I am a woman and I have been supporting women all my life from widows to less-privileged, underage girls and those with different challenges and I am a woman and have not seen myself go against any woman so how do I believe that women are not supporting themselves and any woman will go against me? I don’t believe that.

How are you handling the Hon. Femi Gbajabiamila factor and the decision of the party?

He was Minority Leader before and as I speak, he is the Leader of the House. The way to handle him is just to advise him that as a leader of the eight Assembly that he should advise the party properly based on the constitution of the Federal Republic of Nigeria which he swore to uphold.

 

Declaring interest on the Speakership seems to go against the general perception that the party has some preferred candidates?

The party has right to a preferred candidate and that is why I am still talking with the party, to everyone and even you to say we need to go back to the drawing board and look at this issue critically because there is no way anybody would think that South-east would not reckon because we are part of Nigeria and the president said he would include all the zones and that he is going to run an all-inclusive government. I am not saying anything new from what the president has said and peradventure the party did not hear him, I am reminding the party that this is what the president said and so you have to help the president to move the country to the next level with APC (All Progressives Congress) which is what my own party is preaching and becoming the Speaker is part of moving the country to the next level. That is about including all geopolitical zones and including women. Our party also said that when they were campaigning.

How will you strike a balance between opposition parties in the House and your party?

In the National Assembly, once you are elected you are representing 360 constituencies and these people are Nigerians and there is no balance to strike, people are treated on who they are, that is why once you form the ninth Assembly, you set up a committee on Rules and Business where you also have selection committee where every member that is elected will go and submit their preferences because you will see people who are coming from different professions. Somebody may want to be in Information Committee, another person may want to be in the Judiciary Committee and another person, Agriculture. That Selection Committee must be represented by at least one person from each state. There are rules and if you check chapter 2, section 14(3) of the 1999 Constituency you will see where it said that even in sharing offices, including National  Assembly, that you will not share it in such a way that one ethnic group would be predominant against the others. That is the constitution, justice according to law.

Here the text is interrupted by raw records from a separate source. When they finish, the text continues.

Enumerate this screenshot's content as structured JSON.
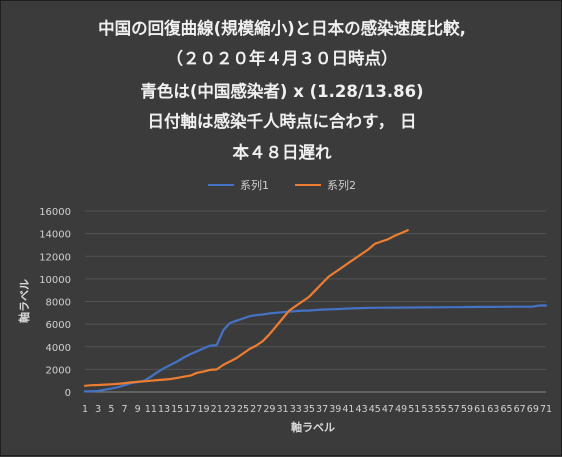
{
  "chart_data": {
    "type": "line",
    "title_lines": [
      "中国の回復曲線(規模縮小)と日本の感染速度比較,",
      "（２０２０年４月３０日時点）",
      "青色は(中国感染者) x (1.28/13.86)",
      "日付軸は感染千人時点に合わす， 日",
      "本４８日遅れ"
    ],
    "xlabel": "軸ラベル",
    "ylabel": "軸ラベル",
    "ylim": [
      0,
      16000
    ],
    "yticks": [
      0,
      2000,
      4000,
      6000,
      8000,
      10000,
      12000,
      14000,
      16000
    ],
    "xticks": [
      1,
      3,
      5,
      7,
      9,
      11,
      13,
      15,
      17,
      19,
      21,
      23,
      25,
      27,
      29,
      31,
      33,
      35,
      37,
      39,
      41,
      43,
      45,
      47,
      49,
      51,
      53,
      55,
      57,
      59,
      61,
      63,
      65,
      67,
      69,
      71
    ],
    "grid": true,
    "legend_position": "top",
    "series": [
      {
        "name": "系列1",
        "color": "#4472c4",
        "x": [
          1,
          2,
          3,
          4,
          5,
          6,
          7,
          8,
          9,
          10,
          11,
          12,
          13,
          14,
          15,
          16,
          17,
          18,
          19,
          20,
          21,
          22,
          23,
          24,
          25,
          26,
          27,
          28,
          29,
          30,
          31,
          32,
          33,
          34,
          35,
          36,
          37,
          38,
          39,
          40,
          41,
          42,
          43,
          44,
          45,
          46,
          47,
          48,
          49,
          50,
          51,
          52,
          53,
          54,
          55,
          56,
          57,
          58,
          59,
          60,
          61,
          62,
          63,
          64,
          65,
          66,
          67,
          68,
          69,
          70,
          71
        ],
        "values": [
          50,
          60,
          90,
          200,
          300,
          420,
          600,
          780,
          880,
          1000,
          1350,
          1750,
          2100,
          2400,
          2700,
          3050,
          3350,
          3600,
          3850,
          4100,
          4150,
          5450,
          6100,
          6300,
          6500,
          6700,
          6800,
          6850,
          6950,
          7000,
          7050,
          7100,
          7150,
          7200,
          7200,
          7250,
          7280,
          7300,
          7320,
          7350,
          7380,
          7400,
          7420,
          7430,
          7440,
          7450,
          7450,
          7460,
          7460,
          7470,
          7470,
          7480,
          7480,
          7490,
          7490,
          7500,
          7500,
          7500,
          7510,
          7510,
          7520,
          7520,
          7520,
          7530,
          7530,
          7540,
          7540,
          7540,
          7550,
          7650,
          7650
        ]
      },
      {
        "name": "系列2",
        "color": "#ed7d31",
        "x": [
          1,
          2,
          3,
          4,
          5,
          6,
          7,
          8,
          9,
          10,
          11,
          12,
          13,
          14,
          15,
          16,
          17,
          18,
          19,
          20,
          21,
          22,
          23,
          24,
          25,
          26,
          27,
          28,
          29,
          30,
          31,
          32,
          33,
          34,
          35,
          36,
          37,
          38,
          39,
          40,
          41,
          42,
          43,
          44,
          45,
          46,
          47,
          48,
          49,
          50
        ],
        "values": [
          550,
          600,
          620,
          650,
          680,
          720,
          780,
          850,
          900,
          950,
          1000,
          1050,
          1100,
          1150,
          1250,
          1350,
          1450,
          1700,
          1800,
          1950,
          2000,
          2400,
          2700,
          3000,
          3400,
          3800,
          4100,
          4500,
          5100,
          5800,
          6500,
          7200,
          7600,
          8000,
          8400,
          9000,
          9600,
          10200,
          10600,
          11000,
          11400,
          11800,
          12200,
          12600,
          13100,
          13300,
          13500,
          13800,
          14050,
          14300
        ]
      }
    ]
  }
}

What is your understanding of the independence of the legislature from the standpoint of you being a Speaker?

What I understand is that you have three arms of government that should be independent of each other to ensure checks and balances but they should have Nigeria as their focal point so that everything they do should be in the interest of Nigeria. That means there must be collaboration. Parliament cannot work in isolation.

 

As Speaker, what would be your contribution in stabilising the polity?

We have 360 members and constituencies, everyone will bring his expertise to the table to ensure that there is no fear or favour in issues of policy of government.

 

What is your message to fellow House members?

I am putting myself forward, they should vote me and voting me means we believe in one Nigeria inclusive of all sections.